Enhancing Semi-supervised Learning with Zero-shot Pseudolabels
Jichan Chung, Irene Y. Chen
TL;DR
ZeroMatch tackles the high cost of data labeling by unifying foundation-model-derived pseudo-labels with semi-supervised learning through a two-stage approach. It first distills knowledge from a foundation model into a compact student using $L_{KD}$, then trains with SSL while employing an auxiliary KD objective $L_{KD_2}$ to prevent forgetting, yielding $L_{KD-SSL} = L_s + L_u + \alpha_t \lambda_p L_{KD_2}$. The method demonstrates strong, robust gains across six vision and language benchmarks and remains effective across varying foundation-model qualities, enabling on-device or low-resource training by avoiding full FM fine-tuning.

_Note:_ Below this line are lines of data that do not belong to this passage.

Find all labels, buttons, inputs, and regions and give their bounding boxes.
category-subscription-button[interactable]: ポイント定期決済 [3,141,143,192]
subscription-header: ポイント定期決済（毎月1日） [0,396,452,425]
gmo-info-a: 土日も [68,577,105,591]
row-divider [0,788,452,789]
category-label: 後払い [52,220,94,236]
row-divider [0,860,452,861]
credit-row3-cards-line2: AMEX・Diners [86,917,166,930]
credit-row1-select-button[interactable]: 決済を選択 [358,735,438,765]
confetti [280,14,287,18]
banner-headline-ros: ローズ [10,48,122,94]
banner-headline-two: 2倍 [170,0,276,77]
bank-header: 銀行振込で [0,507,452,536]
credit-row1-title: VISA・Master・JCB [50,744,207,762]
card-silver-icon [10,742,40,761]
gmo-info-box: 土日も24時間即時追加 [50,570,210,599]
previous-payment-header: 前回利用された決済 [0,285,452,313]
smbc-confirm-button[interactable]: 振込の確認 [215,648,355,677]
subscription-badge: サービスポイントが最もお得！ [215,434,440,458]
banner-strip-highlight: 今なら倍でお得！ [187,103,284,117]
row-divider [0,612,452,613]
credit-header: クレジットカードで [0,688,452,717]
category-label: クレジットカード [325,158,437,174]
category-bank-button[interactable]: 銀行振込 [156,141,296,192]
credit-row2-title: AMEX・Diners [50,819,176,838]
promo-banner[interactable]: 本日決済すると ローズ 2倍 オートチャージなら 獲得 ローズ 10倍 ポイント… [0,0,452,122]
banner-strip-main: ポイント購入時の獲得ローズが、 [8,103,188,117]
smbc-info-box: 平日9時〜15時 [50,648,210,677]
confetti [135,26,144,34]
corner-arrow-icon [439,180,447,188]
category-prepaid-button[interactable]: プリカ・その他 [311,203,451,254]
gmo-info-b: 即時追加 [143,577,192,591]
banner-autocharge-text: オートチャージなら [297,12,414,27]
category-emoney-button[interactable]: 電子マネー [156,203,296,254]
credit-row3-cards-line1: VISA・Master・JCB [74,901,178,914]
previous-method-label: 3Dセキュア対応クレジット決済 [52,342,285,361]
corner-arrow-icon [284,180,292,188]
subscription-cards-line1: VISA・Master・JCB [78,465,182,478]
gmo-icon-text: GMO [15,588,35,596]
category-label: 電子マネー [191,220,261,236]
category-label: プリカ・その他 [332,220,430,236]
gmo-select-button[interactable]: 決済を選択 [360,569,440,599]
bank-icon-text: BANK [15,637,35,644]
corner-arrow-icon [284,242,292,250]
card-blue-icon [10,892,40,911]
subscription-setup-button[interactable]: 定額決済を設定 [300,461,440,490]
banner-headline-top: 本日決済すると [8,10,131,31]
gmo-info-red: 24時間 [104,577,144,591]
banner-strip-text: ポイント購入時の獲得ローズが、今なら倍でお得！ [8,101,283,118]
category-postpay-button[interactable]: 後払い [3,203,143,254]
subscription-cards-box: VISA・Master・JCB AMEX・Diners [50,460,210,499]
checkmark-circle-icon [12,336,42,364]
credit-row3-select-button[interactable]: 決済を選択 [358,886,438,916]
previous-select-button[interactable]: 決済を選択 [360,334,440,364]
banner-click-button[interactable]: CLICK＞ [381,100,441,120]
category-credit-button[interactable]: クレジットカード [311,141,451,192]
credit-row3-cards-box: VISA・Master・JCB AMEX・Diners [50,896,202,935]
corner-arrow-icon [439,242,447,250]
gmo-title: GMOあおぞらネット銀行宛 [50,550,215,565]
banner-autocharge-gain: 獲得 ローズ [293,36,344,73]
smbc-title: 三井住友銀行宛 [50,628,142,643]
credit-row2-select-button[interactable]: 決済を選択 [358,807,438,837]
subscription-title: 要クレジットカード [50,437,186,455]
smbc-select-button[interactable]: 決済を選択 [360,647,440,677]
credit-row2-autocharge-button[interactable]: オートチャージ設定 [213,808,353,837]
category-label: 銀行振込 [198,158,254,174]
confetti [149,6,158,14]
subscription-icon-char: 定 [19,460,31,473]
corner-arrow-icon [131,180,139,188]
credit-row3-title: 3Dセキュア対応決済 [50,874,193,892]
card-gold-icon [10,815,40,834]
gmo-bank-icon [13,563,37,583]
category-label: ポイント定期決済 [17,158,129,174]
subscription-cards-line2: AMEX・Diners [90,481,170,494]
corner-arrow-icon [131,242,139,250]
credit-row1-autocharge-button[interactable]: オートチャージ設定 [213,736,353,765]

This work effectively shows that combining KD and SSL can exploit zero-shot supervision from foundation models to deliver practical, resource-efficient learning without sacrificing performance.
Abstract
The high cost of data labeling presents a major barrier to deploying machine learning systems at scale. Semi-supervised learning (SSL) mitigates this challenge by utilizing unlabeled data alongside limited labeled examples, while the emergence of foundation models (FMs) offers powerful zero-shot capabilities that can further reduce labeling cost. However, directly fine-tuning large FMs is often impractical in resource-constrained settings, and naïvely using their pseudo-labels for unlabeled data can degrade performance due to its unreliablity or domain mismatch with target task. In this work, we introduce ZeroMatch, a novel SSL framework that integrates knowledge distillation with consistency-based learning to jointly leverage labeled data, unlabeled data, and pseudo-labels from FMs. ZeroMatch enables training compact student models using only FM inference, making it suitable for low-resource environments such as personal devices with limited compute. Experiments on six vision and language classification benchmarks show that ZeroMatch consistently outperforms standard SSL and zero-shot augmented methods, demonstrating its effectiveness and robustness across a range of foundation model qualities.